The measurements were taken using laboratory reflectance spectroscopy to analyse the quality and possible alteration processes of granitic rocks intended for ornamental use. This cutting-edge technique allows for a rapid assessment of rock quality without having to wait several days for conventional laboratory results.
As part of the DIGIS3 consortium, the Q-GEO group of the University of León is bringing technologies based on remote sensing and VNIR-SWIR laboratory reflectance spectroscopy closer to companies and technology centres involved in the exploitation and/or extraction of rocks. The aim is to provide useful information to support their digital transformation processes. These technological advances include, among others, the development of proximity remote-sensing maps showing the spatial distribution of mineral concentrations in all types of rocks, thereby enabling the swift detection of possible pathologies or impurities and helping to determine the rock’s potential applications.
In this particular case, the service was provided to the Ingemar Group, which is engaged in the research, extraction, processing and marketing of ornamental rock from its own quarries at both national and international levels.
In the experiment, laboratory reflectance spectroscopy (the basis for hyperspectral proximity remote sensing) was used to simulate, in real time, the compositional determination (its variety and alterations) of different ornamental granitic rocks. Several cut slabs corresponding to six types of granite from various regions of the Iberian Peninsula were analysed.

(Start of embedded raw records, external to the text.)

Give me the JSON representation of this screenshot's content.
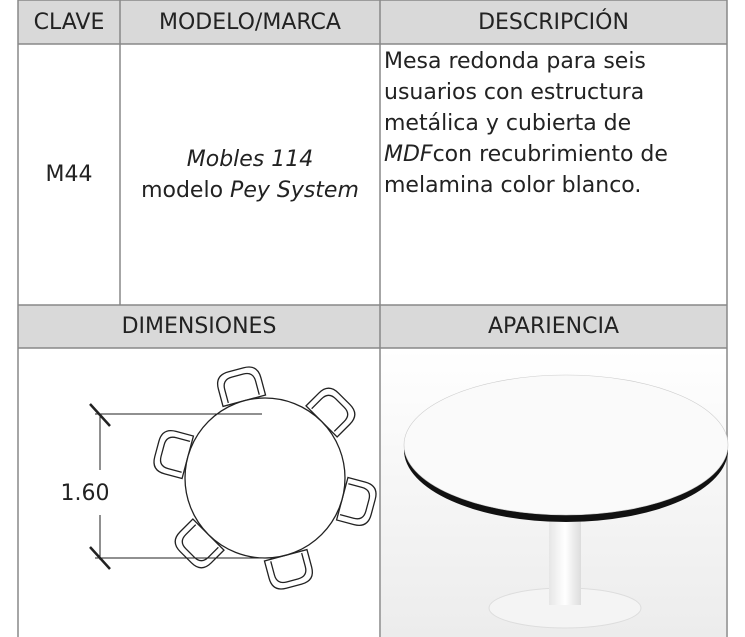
{
  "header": {
    "columns": [
      "CLAVE",
      "MODELO/MARCA",
      "DESCRIPCIÓN"
    ]
  },
  "row": {
    "clave": "M44",
    "modelo": {
      "line1": "Mobles 114",
      "prefix": "modelo ",
      "name": "Pey System"
    },
    "descripcion": {
      "before": "Mesa redonda para seis usuarios con estructura metálica y cubierta de ",
      "italic": "MDF",
      "after": "con recubrimiento de melamina color blanco."
    }
  },
  "sections": {
    "dimensiones": "DIMENSIONES",
    "apariencia": "APARIENCIA"
  },
  "drawing": {
    "dimension": "1.60"
  }
}
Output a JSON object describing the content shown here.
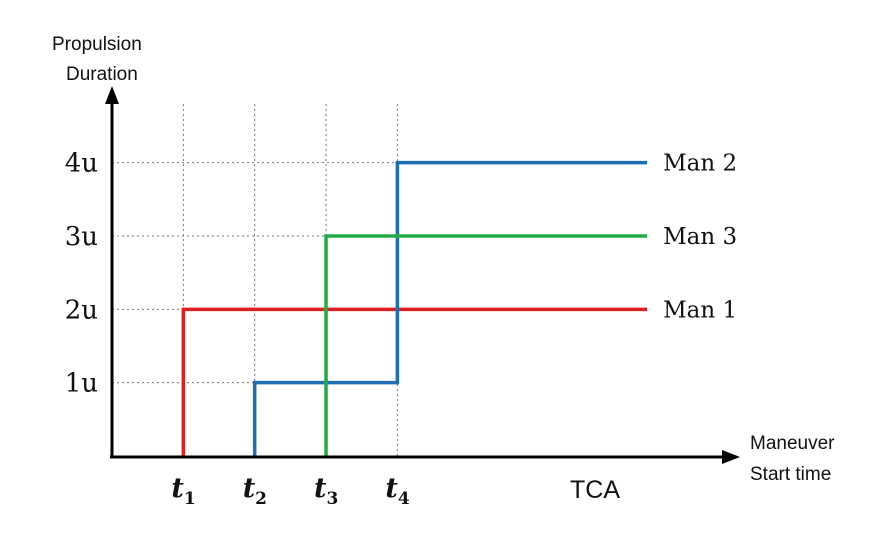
{
  "chart_data": {
    "type": "line",
    "step": true,
    "ylabel_lines": [
      "Propulsion",
      "Duration"
    ],
    "xlabel_lines": [
      "Maneuver",
      "Start time"
    ],
    "yticks": [
      {
        "value": 1,
        "label": "1u"
      },
      {
        "value": 2,
        "label": "2u"
      },
      {
        "value": 3,
        "label": "3u"
      },
      {
        "value": 4,
        "label": "4u"
      }
    ],
    "xticks": [
      {
        "value": 1,
        "main": "t",
        "sub": "1"
      },
      {
        "value": 2,
        "main": "t",
        "sub": "2"
      },
      {
        "value": 3,
        "main": "t",
        "sub": "3"
      },
      {
        "value": 4,
        "main": "t",
        "sub": "4"
      }
    ],
    "tca_label": "TCA",
    "tca_x": 7,
    "xlim": [
      0,
      8.55
    ],
    "ylim": [
      0,
      4.8
    ],
    "grid": "dotted",
    "series": [
      {
        "name": "Man 1",
        "color": "#e02020",
        "points": [
          [
            1,
            0
          ],
          [
            1,
            2
          ],
          [
            7.5,
            2
          ]
        ]
      },
      {
        "name": "Man 2",
        "color": "#1f6fb5",
        "points": [
          [
            2,
            0
          ],
          [
            2,
            1
          ],
          [
            4,
            1
          ],
          [
            4,
            4
          ],
          [
            7.5,
            4
          ]
        ]
      },
      {
        "name": "Man 3",
        "color": "#22aa44",
        "points": [
          [
            3,
            0
          ],
          [
            3,
            3
          ],
          [
            7.5,
            3
          ]
        ]
      }
    ]
  }
}
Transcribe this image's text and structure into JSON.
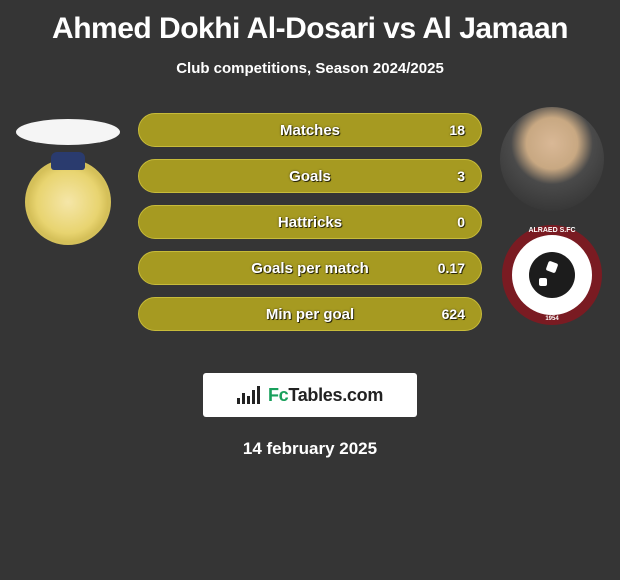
{
  "title": "Ahmed Dokhi Al-Dosari vs Al Jamaan",
  "subtitle": "Club competitions, Season 2024/2025",
  "date": "14 february 2025",
  "brand": {
    "prefix": "Fc",
    "suffix": "Tables.com"
  },
  "pill_style": {
    "fill": "#a69a21",
    "border": "#c7bb3a"
  },
  "stats": [
    {
      "label": "Matches",
      "right_value": "18"
    },
    {
      "label": "Goals",
      "right_value": "3"
    },
    {
      "label": "Hattricks",
      "right_value": "0"
    },
    {
      "label": "Goals per match",
      "right_value": "0.17"
    },
    {
      "label": "Min per goal",
      "right_value": "624"
    }
  ],
  "left": {
    "player_avatar_name": "player-1-avatar",
    "club_badge_name": "club-1-badge"
  },
  "right": {
    "player_avatar_name": "player-2-avatar",
    "club_badge_name": "club-2-badge",
    "club_top_text": "ALRAED S.FC",
    "club_bottom_text": "1954"
  }
}
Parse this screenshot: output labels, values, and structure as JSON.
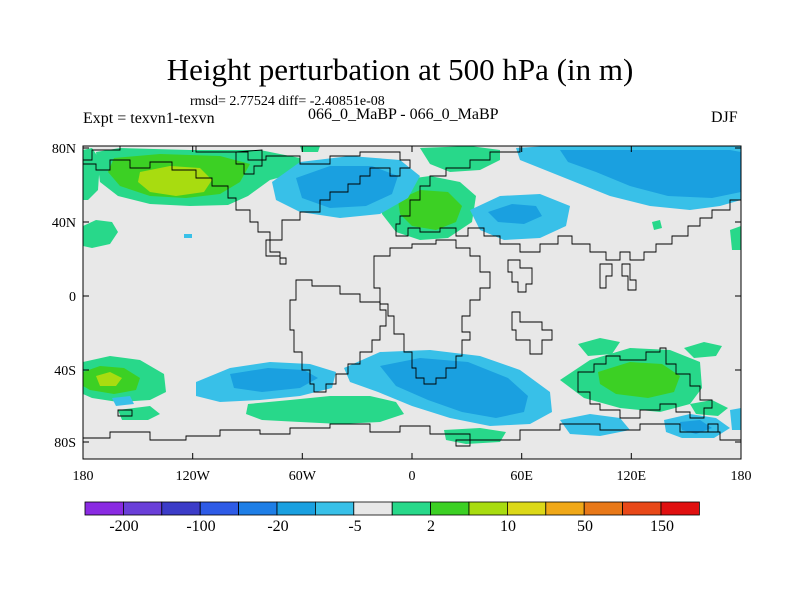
{
  "title": "Height perturbation at 500 hPa (in m)",
  "stats": "rmsd= 2.77524 diff= -2.40851e-08",
  "left_label": "Expt = texvn1-texvn",
  "center_label": "066_0_MaBP - 066_0_MaBP",
  "right_label": "DJF",
  "lon_ticks": [
    "180",
    "120W",
    "60W",
    "0",
    "60E",
    "120E",
    "180"
  ],
  "lat_ticks": [
    "80N",
    "40N",
    "0",
    "40S",
    "80S"
  ],
  "colorbar": {
    "colors": [
      "#8a2be2",
      "#6a3fd8",
      "#3c3cc8",
      "#2e5be6",
      "#1e7ee6",
      "#1aa0e0",
      "#38c0e8",
      "#e8e8e8",
      "#28d88a",
      "#3cd024",
      "#a8dc10",
      "#dcd818",
      "#f0a818",
      "#e87818",
      "#e84818",
      "#e01010"
    ],
    "labels": [
      "-200",
      "-100",
      "-20",
      "-5",
      "2",
      "10",
      "50",
      "150"
    ]
  }
}
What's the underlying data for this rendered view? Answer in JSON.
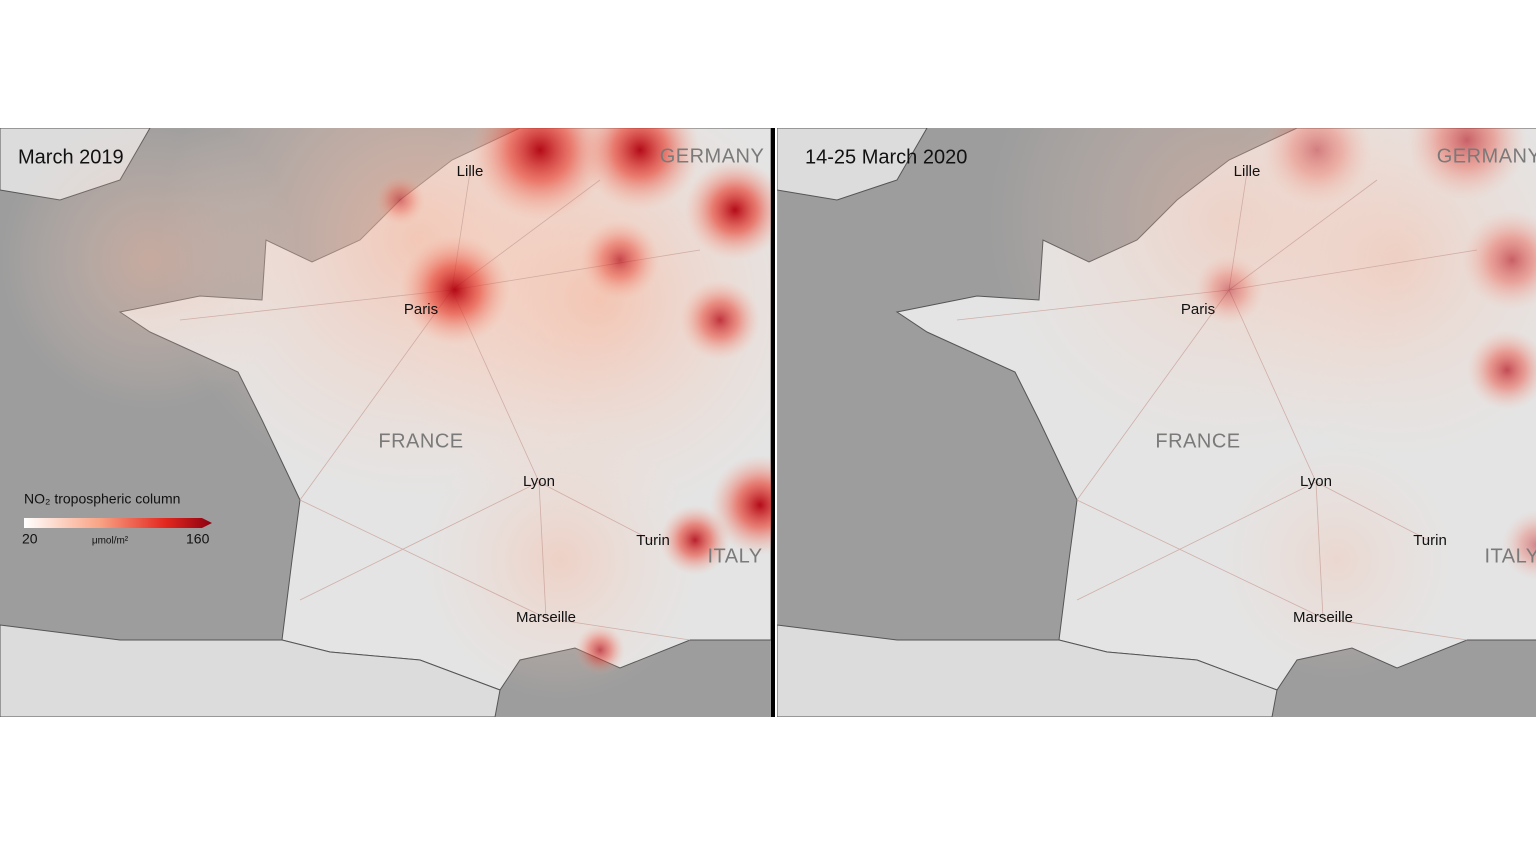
{
  "panels": [
    {
      "title": "March 2019",
      "labels": {
        "lille": "Lille",
        "paris": "Paris",
        "france": "FRANCE",
        "lyon": "Lyon",
        "turin": "Turin",
        "marseille": "Marseille",
        "germany": "GERMANY",
        "italy": "ITALY"
      }
    },
    {
      "title": "14-25 March 2020",
      "labels": {
        "lille": "Lille",
        "paris": "Paris",
        "france": "FRANCE",
        "lyon": "Lyon",
        "turin": "Turin",
        "marseille": "Marseille",
        "germany": "GERMANY",
        "italy": "ITALY"
      }
    }
  ],
  "legend": {
    "title": "NO₂ tropospheric column",
    "min": "20",
    "max": "160",
    "unit": "μmol/m²"
  }
}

The potential application of this technology, both in the cutting plant and at the rock extraction front, could significantly improve the classification and selection of surface treatment for usable quarry material. This would help prevent the transport of large blocks to cutting plants that would later be discarded as waste, thereby enhancing quarry efficiency and improving the compositional characterisation of the material. Ultimately, this contributes to more efficient and sustainable extraction and processing practices.
CUTTING-EDGE TECHNOLOGY
Laboratory reflectance spectroscopy involves measuring the spectral response of a rock’s surface when exposed to electromagnetic energy within the regions of the electromagnetic spectrum corresponding to VNIR (visible and near-infrared) and SWIR (short-wave infrared). These spectral curves allow for the direct identification of minerals such as iron oxides (hematite, goethite, jarosite, etc.) in the VNIR region, and clays, carbonates, micas, sulphates and other minerals in the SWIR region.